US 11,914,629 B2
Practical supervised classification of data sets
Arunav Mishra, Ludwigshafen (DE); Henning Schwabe, Ludwigshafen (DE); and Lalita Shaki Uribe Ordonez, Ludwigshafen (DE)
Assigned to BASF SE, Ludwigshafen (DE)
Filed by BASF SE, Ludwigshafen (DE)
Filed on Aug. 5, 2021, as Appl. No. 17/394,994.
Claims priority of application No. 20190061 (EP), filed on Aug. 7, 2020.
Prior Publication US 2022/0043850 A1, Feb. 10, 2022
Int. Cl.
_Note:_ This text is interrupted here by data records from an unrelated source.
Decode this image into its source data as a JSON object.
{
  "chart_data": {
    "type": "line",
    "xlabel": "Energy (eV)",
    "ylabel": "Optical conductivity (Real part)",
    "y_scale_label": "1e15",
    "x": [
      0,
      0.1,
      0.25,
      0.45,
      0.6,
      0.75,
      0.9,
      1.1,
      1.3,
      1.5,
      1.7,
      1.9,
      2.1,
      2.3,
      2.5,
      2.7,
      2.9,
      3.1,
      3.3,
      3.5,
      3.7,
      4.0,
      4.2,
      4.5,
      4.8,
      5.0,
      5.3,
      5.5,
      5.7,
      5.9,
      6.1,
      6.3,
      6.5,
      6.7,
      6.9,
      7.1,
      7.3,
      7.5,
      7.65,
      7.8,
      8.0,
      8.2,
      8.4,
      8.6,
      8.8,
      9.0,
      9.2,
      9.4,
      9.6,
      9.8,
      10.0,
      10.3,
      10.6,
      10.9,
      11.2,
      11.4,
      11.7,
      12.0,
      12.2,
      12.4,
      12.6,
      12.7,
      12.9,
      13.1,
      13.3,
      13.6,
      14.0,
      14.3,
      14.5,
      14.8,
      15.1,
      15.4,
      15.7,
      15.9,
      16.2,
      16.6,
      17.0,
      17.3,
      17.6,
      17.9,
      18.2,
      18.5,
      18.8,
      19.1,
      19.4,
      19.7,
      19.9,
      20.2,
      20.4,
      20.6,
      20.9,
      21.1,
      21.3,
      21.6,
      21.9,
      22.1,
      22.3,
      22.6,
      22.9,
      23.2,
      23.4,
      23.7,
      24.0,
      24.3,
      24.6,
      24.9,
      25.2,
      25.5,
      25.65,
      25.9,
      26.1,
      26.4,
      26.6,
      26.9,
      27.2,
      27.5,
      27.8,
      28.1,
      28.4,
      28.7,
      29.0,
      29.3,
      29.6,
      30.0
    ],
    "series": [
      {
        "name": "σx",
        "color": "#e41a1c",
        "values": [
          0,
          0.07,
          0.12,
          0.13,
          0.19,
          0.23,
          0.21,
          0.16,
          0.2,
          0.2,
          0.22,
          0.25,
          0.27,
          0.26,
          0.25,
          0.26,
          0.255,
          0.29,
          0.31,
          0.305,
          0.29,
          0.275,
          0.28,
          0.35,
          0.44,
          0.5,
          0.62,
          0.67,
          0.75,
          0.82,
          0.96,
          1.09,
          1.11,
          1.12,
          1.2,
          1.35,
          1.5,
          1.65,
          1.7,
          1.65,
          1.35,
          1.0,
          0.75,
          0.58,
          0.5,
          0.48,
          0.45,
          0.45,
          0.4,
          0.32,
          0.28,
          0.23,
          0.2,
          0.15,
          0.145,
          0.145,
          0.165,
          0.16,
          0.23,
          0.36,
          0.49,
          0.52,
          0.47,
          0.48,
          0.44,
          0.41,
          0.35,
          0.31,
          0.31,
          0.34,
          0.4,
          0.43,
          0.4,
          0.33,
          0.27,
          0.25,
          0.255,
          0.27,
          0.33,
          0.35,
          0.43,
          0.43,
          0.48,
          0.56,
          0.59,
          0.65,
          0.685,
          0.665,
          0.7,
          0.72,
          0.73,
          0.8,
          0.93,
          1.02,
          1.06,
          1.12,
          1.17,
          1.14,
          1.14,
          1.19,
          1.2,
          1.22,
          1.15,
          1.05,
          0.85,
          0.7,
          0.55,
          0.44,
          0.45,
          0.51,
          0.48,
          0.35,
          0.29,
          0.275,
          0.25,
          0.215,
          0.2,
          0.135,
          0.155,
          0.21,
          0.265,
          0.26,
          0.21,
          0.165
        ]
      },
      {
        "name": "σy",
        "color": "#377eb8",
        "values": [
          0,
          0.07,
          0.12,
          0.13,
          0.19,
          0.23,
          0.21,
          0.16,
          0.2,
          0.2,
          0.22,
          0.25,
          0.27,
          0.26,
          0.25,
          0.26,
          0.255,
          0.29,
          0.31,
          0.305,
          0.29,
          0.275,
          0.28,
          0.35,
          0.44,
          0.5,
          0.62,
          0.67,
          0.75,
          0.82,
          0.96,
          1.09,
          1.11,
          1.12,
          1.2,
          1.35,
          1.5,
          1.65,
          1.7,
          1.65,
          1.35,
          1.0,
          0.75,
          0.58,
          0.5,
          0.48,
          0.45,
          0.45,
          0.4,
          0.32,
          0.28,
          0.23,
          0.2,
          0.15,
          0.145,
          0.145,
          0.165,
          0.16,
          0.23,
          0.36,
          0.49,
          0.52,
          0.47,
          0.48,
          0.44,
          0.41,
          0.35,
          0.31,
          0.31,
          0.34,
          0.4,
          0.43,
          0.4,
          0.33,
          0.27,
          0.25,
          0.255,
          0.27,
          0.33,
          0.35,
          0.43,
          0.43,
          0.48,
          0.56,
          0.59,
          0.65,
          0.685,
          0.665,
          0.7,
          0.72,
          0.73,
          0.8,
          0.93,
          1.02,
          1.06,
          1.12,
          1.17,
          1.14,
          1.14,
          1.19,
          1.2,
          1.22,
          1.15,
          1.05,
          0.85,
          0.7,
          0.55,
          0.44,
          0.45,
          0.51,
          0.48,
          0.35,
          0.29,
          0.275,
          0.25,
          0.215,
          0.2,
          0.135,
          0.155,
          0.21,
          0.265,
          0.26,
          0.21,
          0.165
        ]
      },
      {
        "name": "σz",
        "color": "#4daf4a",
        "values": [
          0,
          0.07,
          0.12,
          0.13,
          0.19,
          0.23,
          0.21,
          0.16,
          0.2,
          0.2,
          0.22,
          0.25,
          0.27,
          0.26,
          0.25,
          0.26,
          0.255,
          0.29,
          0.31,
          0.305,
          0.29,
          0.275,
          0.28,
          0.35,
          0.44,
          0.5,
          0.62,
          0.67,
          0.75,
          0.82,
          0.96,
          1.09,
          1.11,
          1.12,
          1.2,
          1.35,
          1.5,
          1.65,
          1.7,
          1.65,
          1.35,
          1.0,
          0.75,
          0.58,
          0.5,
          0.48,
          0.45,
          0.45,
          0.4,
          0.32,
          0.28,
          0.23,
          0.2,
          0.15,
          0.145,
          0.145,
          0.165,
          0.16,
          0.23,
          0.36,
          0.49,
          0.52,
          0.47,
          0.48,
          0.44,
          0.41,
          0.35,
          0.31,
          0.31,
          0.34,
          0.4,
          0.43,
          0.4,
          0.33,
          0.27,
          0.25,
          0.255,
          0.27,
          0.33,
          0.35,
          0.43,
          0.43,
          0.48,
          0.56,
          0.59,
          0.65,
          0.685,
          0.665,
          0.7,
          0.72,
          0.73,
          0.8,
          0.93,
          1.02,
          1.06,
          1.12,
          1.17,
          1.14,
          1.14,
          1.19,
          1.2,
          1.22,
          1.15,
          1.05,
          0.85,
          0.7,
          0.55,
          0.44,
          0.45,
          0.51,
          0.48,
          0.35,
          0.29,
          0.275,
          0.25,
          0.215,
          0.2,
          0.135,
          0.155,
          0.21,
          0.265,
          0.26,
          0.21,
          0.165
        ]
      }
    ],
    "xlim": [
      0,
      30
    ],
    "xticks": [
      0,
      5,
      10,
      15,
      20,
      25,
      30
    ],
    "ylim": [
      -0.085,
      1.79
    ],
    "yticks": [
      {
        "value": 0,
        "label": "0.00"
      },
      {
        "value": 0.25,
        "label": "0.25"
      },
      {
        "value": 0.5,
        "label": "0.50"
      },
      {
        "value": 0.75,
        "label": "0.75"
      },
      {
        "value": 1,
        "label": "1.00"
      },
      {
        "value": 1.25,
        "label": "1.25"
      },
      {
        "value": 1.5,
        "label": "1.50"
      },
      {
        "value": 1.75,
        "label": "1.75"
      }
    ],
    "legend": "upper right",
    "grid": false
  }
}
G06F 16/35 (2019.01); G06F 16/338 (2019.01); G06N 20/00 (2019.01)
CPC G06F 16/35 (2019.01) [G06F 16/338 (2019.01); G06N 20/00 (2019.01)] 9 Claims
OG exemplary drawing
 
1. A computer-implemented method for training a classifier model for data classification, in particular in response to a search query, comprising:
a) obtaining a dataset that comprises a seed set of labeled data representing a training dataset;
b) training the classifier model by using the training dataset to fit parameters of the classifier model;
c) evaluating a quality of the classifier model using a test dataset that comprises unlabeled data from the obtained dataset to generate a classifier confidence score indicative of a probability of correctness of the classifier model working on the test dataset;
d) determining a global risk value of misclassification and a reward value based on the classifier confidence score on the test dataset;
e) iteratively updating the parameters of the classifier model and performing steps b) to d) until the global risk value falls within a predetermined risk limit value or an expected reward value is reached to obtain a trained classifier model for data classification,
wherein step d) further comprises:
d1) generating a classifier confidence score indicative of a probability of correctness of the classifier model working on the test dataset;
d2) computing a classifier metric at different thresholds on classifier confidence score, the classifier metrics representing a measure of a test's accuracy;
d3) determining a reference threshold that corresponds to a peak in a distribution of the classifier metric over the threshold on classifier confidence score;
d4) determining a threshold range that defines a recommended window according to a predefined criteria, wherein the reference threshold is located within the threshold range; and
d5) computing the reward value at different thresholds on classifier confidence score, and
wherein the reward value includes at least one of a measure of information gain and a measure of decrease in uncertainty.